The head of an investment firm specializing in sustainable strategies says it recently conducted a poll that found women twice as interested as men in environmentally-friendly investment.
“We certainly see that with our clientele.”
He adds the firm first got involved in green-minded investment strategies at the urging of one its high-net-worth female clients in 1993.
“The other thing we notice is women seem to believe that socially responsible investing can get as good performance or better” than more mainstream strategies.
And the industry is increasingly embracing strategies promoting social good and environmental issues, Harrison notes. This is largely driven by women, he adds. Moreover, the trend makes the industry more appealing to women — and men — who may have been previously turned off by persisting stereotypes of greedy Wall Street traders.
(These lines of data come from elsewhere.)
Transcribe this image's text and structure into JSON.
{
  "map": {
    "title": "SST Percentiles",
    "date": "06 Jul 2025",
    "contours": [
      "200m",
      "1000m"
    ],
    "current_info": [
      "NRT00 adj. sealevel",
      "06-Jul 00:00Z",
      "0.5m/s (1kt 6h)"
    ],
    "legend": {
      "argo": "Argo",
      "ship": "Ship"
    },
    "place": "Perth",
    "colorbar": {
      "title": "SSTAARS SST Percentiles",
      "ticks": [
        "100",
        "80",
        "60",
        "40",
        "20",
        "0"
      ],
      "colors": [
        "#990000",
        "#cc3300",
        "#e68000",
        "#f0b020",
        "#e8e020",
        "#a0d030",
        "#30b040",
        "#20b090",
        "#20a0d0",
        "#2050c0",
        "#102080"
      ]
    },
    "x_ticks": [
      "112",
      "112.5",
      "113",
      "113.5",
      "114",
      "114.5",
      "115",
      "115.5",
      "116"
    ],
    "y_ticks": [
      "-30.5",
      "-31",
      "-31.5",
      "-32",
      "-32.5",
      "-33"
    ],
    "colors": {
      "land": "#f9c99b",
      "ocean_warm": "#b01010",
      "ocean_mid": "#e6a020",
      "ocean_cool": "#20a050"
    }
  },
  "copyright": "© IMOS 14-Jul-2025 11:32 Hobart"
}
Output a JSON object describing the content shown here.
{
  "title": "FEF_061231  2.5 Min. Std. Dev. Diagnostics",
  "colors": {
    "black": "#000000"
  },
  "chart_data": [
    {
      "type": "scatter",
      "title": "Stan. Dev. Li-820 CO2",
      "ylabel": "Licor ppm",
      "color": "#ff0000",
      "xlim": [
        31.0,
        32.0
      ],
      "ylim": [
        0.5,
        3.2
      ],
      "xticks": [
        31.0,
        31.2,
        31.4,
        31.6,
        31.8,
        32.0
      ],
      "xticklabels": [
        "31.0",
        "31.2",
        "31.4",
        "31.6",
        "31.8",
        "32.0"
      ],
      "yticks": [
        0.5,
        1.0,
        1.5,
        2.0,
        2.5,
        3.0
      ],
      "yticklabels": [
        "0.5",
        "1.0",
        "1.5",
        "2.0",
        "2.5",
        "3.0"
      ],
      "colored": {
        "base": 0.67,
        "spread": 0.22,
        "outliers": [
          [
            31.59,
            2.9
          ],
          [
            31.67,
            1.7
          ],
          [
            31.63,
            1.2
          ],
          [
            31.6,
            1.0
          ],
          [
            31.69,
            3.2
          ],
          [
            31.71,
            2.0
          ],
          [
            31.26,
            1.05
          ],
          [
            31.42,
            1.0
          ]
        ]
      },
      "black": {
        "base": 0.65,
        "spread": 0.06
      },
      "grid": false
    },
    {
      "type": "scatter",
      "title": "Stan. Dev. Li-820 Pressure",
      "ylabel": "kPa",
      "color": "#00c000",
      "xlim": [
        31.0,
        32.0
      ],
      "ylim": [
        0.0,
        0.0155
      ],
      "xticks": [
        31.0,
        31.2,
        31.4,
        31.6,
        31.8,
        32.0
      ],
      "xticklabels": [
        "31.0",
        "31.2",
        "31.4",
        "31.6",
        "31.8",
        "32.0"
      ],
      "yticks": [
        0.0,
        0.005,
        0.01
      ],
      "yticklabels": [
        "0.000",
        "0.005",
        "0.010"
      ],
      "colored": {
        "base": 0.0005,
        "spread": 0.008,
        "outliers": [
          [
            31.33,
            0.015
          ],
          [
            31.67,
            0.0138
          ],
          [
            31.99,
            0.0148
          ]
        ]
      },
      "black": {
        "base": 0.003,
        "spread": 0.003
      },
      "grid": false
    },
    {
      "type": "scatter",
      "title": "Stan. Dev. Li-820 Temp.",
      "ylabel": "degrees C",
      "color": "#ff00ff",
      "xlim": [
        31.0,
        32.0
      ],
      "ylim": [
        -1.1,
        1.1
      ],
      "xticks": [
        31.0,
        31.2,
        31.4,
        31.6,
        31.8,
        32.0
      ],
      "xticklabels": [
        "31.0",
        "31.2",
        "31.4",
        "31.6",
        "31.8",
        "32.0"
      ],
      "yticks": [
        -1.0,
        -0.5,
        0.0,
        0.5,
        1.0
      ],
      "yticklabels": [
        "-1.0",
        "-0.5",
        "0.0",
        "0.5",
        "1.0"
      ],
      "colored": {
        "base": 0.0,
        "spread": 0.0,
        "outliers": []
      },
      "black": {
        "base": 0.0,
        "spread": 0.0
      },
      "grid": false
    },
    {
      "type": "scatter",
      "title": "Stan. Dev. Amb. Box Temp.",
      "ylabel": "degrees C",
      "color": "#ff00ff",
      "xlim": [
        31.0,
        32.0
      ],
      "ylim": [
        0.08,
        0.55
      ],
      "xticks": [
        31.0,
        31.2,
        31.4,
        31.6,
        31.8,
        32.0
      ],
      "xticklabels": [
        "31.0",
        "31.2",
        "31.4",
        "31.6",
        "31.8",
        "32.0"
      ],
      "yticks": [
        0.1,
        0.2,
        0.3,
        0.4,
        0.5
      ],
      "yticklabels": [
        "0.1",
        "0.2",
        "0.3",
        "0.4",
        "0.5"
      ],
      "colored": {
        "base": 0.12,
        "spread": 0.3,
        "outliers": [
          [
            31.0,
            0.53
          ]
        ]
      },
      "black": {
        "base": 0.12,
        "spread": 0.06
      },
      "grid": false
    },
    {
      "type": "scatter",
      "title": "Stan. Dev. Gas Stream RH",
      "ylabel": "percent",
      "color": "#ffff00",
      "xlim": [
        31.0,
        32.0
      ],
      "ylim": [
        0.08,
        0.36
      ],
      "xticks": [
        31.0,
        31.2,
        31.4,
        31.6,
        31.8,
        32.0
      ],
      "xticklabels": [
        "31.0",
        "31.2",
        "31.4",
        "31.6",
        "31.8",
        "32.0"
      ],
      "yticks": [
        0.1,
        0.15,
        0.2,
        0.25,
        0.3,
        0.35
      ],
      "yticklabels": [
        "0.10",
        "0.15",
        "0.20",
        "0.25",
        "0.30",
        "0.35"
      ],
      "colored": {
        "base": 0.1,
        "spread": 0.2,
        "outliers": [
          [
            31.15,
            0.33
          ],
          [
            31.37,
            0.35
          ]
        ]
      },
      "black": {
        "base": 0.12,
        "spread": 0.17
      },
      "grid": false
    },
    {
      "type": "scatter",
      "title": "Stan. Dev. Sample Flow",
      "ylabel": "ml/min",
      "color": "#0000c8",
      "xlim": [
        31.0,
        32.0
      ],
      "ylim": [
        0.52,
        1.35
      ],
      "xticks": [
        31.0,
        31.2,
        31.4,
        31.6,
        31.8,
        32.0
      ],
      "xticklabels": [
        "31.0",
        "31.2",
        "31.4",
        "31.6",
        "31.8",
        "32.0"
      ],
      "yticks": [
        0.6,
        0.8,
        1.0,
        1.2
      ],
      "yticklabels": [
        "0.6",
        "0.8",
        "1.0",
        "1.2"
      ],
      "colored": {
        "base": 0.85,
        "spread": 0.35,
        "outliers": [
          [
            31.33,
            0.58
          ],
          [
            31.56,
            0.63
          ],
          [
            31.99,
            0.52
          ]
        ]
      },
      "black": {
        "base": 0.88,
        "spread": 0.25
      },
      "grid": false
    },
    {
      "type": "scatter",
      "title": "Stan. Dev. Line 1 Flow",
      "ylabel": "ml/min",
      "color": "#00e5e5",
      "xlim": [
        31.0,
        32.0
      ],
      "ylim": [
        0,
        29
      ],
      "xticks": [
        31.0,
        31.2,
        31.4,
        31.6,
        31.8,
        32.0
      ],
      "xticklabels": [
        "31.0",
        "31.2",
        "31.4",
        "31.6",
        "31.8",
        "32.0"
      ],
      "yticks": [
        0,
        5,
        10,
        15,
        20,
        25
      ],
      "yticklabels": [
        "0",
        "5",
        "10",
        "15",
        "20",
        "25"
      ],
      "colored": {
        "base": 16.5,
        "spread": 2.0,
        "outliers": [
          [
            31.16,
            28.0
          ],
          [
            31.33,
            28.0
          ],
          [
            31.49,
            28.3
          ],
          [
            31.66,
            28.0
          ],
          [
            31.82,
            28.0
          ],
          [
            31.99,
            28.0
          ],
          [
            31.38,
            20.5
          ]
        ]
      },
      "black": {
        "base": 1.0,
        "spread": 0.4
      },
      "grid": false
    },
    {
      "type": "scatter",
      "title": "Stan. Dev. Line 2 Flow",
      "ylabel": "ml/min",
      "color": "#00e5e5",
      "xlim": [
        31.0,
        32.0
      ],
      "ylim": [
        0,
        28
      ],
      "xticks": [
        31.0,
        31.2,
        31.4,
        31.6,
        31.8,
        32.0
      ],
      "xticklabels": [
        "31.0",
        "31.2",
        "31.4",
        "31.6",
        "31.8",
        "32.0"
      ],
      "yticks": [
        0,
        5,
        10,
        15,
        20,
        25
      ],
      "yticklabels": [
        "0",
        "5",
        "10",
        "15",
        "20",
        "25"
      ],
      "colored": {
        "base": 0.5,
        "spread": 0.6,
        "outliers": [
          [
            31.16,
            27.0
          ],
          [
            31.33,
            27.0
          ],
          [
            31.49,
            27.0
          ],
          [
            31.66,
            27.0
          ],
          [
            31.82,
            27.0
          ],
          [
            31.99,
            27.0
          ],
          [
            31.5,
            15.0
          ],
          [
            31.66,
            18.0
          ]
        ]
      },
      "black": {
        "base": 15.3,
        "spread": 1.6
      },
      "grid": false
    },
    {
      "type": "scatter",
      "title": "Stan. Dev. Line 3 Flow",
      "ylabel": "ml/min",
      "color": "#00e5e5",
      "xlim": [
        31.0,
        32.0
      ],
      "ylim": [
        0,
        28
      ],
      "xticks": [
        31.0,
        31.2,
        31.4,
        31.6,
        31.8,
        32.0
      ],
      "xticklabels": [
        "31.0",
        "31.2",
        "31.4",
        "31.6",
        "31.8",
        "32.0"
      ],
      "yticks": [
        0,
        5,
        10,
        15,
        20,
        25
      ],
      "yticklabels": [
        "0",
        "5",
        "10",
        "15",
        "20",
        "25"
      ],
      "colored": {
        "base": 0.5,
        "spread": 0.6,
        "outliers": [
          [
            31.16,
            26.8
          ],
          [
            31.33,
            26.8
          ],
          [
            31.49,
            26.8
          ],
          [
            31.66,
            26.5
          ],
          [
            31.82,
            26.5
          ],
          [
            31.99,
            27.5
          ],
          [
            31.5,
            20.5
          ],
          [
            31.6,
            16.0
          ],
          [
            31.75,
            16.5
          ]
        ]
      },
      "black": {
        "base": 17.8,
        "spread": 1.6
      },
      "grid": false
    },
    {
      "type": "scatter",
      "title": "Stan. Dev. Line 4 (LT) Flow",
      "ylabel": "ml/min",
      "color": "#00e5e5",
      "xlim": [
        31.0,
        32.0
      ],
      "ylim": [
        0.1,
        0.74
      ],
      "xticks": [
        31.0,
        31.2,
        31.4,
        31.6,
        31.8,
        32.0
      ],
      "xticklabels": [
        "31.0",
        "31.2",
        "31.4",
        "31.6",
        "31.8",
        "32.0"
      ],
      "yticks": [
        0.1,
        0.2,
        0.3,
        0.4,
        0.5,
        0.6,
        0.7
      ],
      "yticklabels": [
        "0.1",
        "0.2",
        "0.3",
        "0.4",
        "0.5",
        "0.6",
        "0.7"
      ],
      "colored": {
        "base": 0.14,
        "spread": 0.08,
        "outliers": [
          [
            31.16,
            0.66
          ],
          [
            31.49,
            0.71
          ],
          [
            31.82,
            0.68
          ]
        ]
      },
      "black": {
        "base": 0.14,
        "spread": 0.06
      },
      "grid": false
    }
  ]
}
Young adds boosting women’s presence in the industry as well as their confidence as investors largely boil down to how we present choices to people.
“You frame choices in a way that shift people’s thinking without them realizing it.”
In this sense, even these aforementioned studies are problematic.
“There is a risk of perpetuating a cycle that women just aren’t good at this,” she says. “If we approach from the perspective that obviously women are capable investors, it sets an expectation that compels people to figure it out.”
Updated on Saturday, March 31, 2018 9:20 AM CDT: Photo added.